The latest NBK Real Estate Brief stated: Real estate sales fell back sharply in July, their first meaningful drop for five months. There were 415 property transactions (residential, commercial and investment) registered at the Ministry of Justice, down some 42% on June and unchanged on a year ago.
After four straight months of very solid sales, the fall in transactions in July comes as something of a surprise. But these sales numbers can be erratic and it is possible that the dip was driven by an unusually large seasonal effect, with activity falling away as the summer travel season began. The timing of the travel season might have shifted this year, with Kuwaitis holidaying earlier than usual in order to return before Ramadan. If so, sales activity should eventually bounce back, once the traditionally slow Ramadan period is over.
Sector-wise, the residential and apartment segments were the key drivers of July's decline in sales. Activity in the commercial sector, by contrast, rose and had its best month this year (in sales value, KD 19.2m). (See below.)
In KD value terms, sales fell less sharply, by 33% to KD 118 million from KD 175 million in June. The drop was alleviated by a relatively strong month in the commercial sector, where transactions are typically of a larger value than in the more commonly-traded residential and apartment segments. The total value of sales is still up 18% on its weak levels of July 2009.
i) Sales – residential (mostly villas and land)
There were 317 residential sales in July, down some 38% from 510 in June but up 3% on a year earlier. This segment has seen a healthy recovery from the lows of mid-2008. July's drop was probably linked to the seasonal factors described above, rather than anything more long-lasting. In general, consumer confidence remains solid and lending conditions are more or less unchanged, suggesting little justification for a relapse in home sales. We estimate that land sales accounted for just over 40% of all residential transactions in July.
ii) Sales – investment (mostly apartments)

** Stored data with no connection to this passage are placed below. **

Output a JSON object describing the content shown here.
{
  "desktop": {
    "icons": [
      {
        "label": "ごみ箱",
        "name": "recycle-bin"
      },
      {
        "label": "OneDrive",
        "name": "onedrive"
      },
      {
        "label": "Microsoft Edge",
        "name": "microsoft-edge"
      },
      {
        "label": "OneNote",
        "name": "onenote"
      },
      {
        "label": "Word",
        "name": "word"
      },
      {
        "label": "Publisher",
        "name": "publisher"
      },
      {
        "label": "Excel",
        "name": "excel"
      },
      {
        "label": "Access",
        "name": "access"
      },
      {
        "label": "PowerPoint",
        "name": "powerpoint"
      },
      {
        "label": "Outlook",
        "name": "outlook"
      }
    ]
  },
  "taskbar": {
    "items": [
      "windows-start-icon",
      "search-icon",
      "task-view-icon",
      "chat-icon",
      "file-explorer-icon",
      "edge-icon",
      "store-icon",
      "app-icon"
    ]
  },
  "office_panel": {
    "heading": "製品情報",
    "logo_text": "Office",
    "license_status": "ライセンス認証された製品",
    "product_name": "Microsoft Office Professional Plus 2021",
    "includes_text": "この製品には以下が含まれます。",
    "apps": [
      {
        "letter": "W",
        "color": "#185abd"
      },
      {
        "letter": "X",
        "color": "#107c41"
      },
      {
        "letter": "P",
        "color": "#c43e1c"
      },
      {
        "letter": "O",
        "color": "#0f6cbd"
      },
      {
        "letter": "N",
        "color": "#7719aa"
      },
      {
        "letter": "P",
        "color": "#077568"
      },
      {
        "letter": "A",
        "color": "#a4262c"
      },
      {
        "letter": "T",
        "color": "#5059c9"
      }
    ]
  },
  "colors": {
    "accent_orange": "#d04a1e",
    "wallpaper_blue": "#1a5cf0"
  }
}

The number of transactions in the investment segment saw a huge fall in July to just 93, down 53% from June and down 4% on a year earlier. Sales had climbed spectacularly since the start of this year, however, so July's fall does not leave them at especially low levels. And – as in the residential segment – activity was likely heavily depressed by the vacation timings. In value terms, sales fell to their lowest level for ten months, at KD 31 million. The average value of investment segment transactions stood at KD 330,000. Once again, we would expect overall sales levels to bounce back later this year.
iii) Sales – commercial
The commercial segment was less affected by the summer season, seeing five sales, a slight improvement on the two seen in June. Those transactions were also of a healthy size, pushing the total value of sales to KD 19 million – the highest since November. Sales in this sector have seen no perceptible pattern over recent months, having ranged from a near record high to a near record low. There are hopes, however, that conditions in the sector will generally improve should the government push on with its four-year development program, which could boost the private sector's demand for office space.
Savings and Credit Bank loans
The NBK report concluded: July was also a weak month for loan approvals from the Savings and Credit Bank (SCB). There were 252 approvals in July, a drop of 7% from June and close to the low of 229 recorded in September 2009. In value terms, approvals even fell below last September's dire levels, at KD 6.4 million.
July approvals were probably affected by seasonality. But in general, the level of approvals this year has been very low. So far in 2010, the value of approvals has been 50% below that seen for the same period a year earlier. The most marked weakness remains in the approvals for new construction segment; this fell to just 26 in July, one of its lowest levels ever. Aside from the seasonal factors, this seems to suggest that the government's accelerated land distribution program – a key determinant of SCB loan demand – is yet to kick into gear.